Additionally, the Company recorded goodwill of $2.8 billion upon exit from bankruptcy to reflect the excess of the Successor Company's reorganization
value over the estimated fair value of net tangible and identifiable intangible assets and liabilities. In addition, deferred tax assets and liabilities were adjusted
based upon additional information, including adjustments to fair value estimates of underlying assets and liabilities.
Post-Emergence Items. Certain additional Successor Company transactions occurred on or after February 2, 2006 and have been reflected in the
accompanying Statements of Consolidated Financial Position at December 31, 2006.
Release of Segregated Funds. The Company reclassified $271 million for the release of cash previously restricted by a certain credit card processor.
Additionally, $200 million of cash segregated for the payment of certain tax liabilities and recorded as other current assets before the Effective Date, was
released and reclassified to unrestricted cash.
Goodwill.
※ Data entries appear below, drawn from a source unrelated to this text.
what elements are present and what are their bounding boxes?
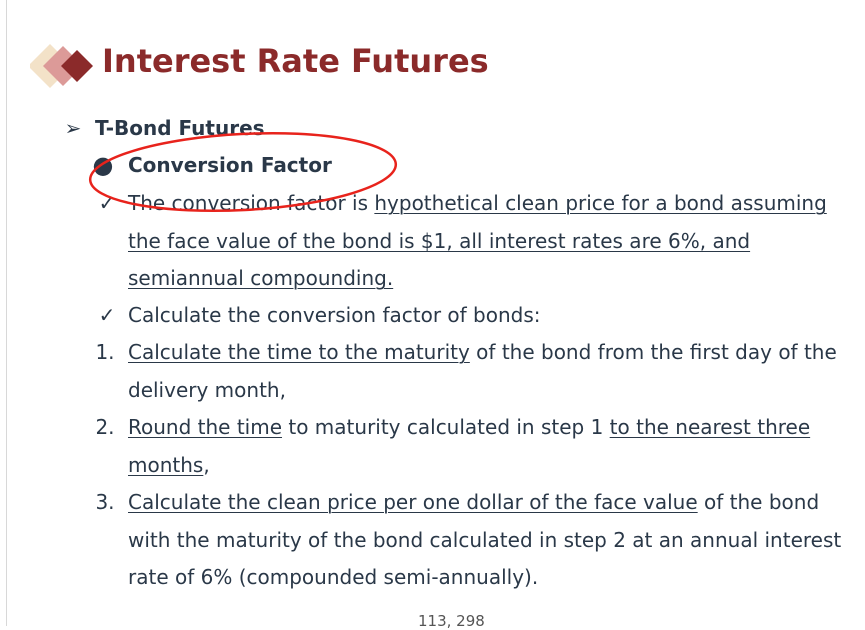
slide-edge [6, 0, 7, 626]
step-text: Calculate the time to the maturity of th… [128, 334, 843, 409]
filled-circle-bullet-icon: ● [92, 151, 114, 179]
check-text: Calculate the conversion factor of bonds… [128, 303, 541, 327]
text-segment: to maturity calculated in step 1 [282, 415, 610, 439]
step-number: 3. [95, 490, 115, 514]
bullet-text: T-Bond Futures [95, 116, 265, 140]
step-text: Calculate the clean price per one dollar… [128, 484, 843, 597]
underlined-segment: Round the time [128, 415, 283, 439]
text-segment: of the bond with the maturity of the bon… [128, 490, 842, 589]
text-segment: , [203, 452, 210, 477]
arrowhead-bullet-icon: ➢ [64, 116, 82, 140]
check-text: The conversion factor is hypothetical cl… [128, 185, 843, 298]
underlined-segment: to the nearest three months [128, 415, 811, 477]
diamond-logo-icon [30, 44, 93, 88]
underlined-segment: hypothetical clean price for a bond assu… [128, 191, 827, 290]
underlined-segment: Calculate the clean price per one dollar… [128, 490, 698, 514]
step-number: 2. [95, 415, 115, 439]
checkmark-icon: ✓ [98, 191, 116, 215]
page-number: 113, 298 [418, 612, 485, 630]
bullet-text: Conversion Factor [128, 153, 332, 177]
slide-title: Interest Rate Futures [102, 42, 489, 80]
underlined-segment: Calculate the time to the maturity [128, 340, 470, 364]
text-segment: of the bond from the first day of the de… [128, 340, 837, 402]
step-number: 1. [95, 340, 115, 364]
checkmark-icon: ✓ [98, 303, 116, 327]
step-text: Round the time to maturity calculated in… [128, 409, 843, 484]
text-segment: The conversion factor is [128, 191, 375, 215]
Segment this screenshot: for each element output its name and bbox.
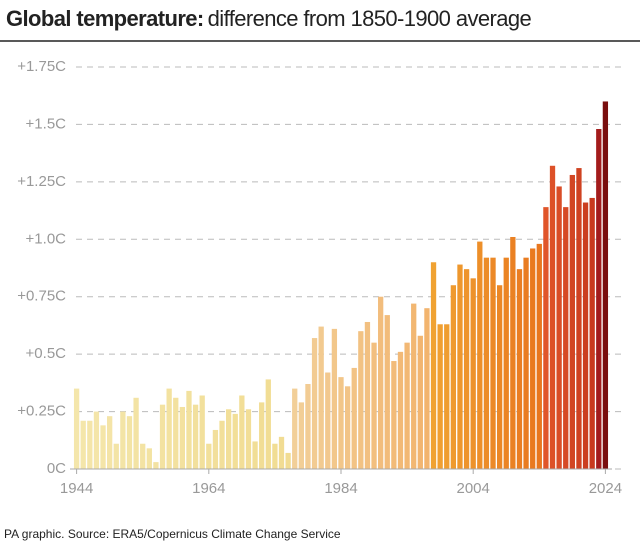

During the eleven months ended December 31, 2006, goodwill was decreased by $62 million as a result of reversing the valuation allowance for
deferred tax assets. See Note 8, "Intangibles," for further information.
DIP and Credit Facility Financing Transactions. On the Effective Date, the Company received $1.4 billion in net proceeds from the credit facility,
consisting of borrowings of $2.6 billion under the credit facility which includes $161 million borrowed under the revolving credit facility, and the simultaneous
repayment of the Company's $1.2 billion debtor-in-possession credit facility (the "DIP Financing"). For further details, see Note 12, "Debt Obligations."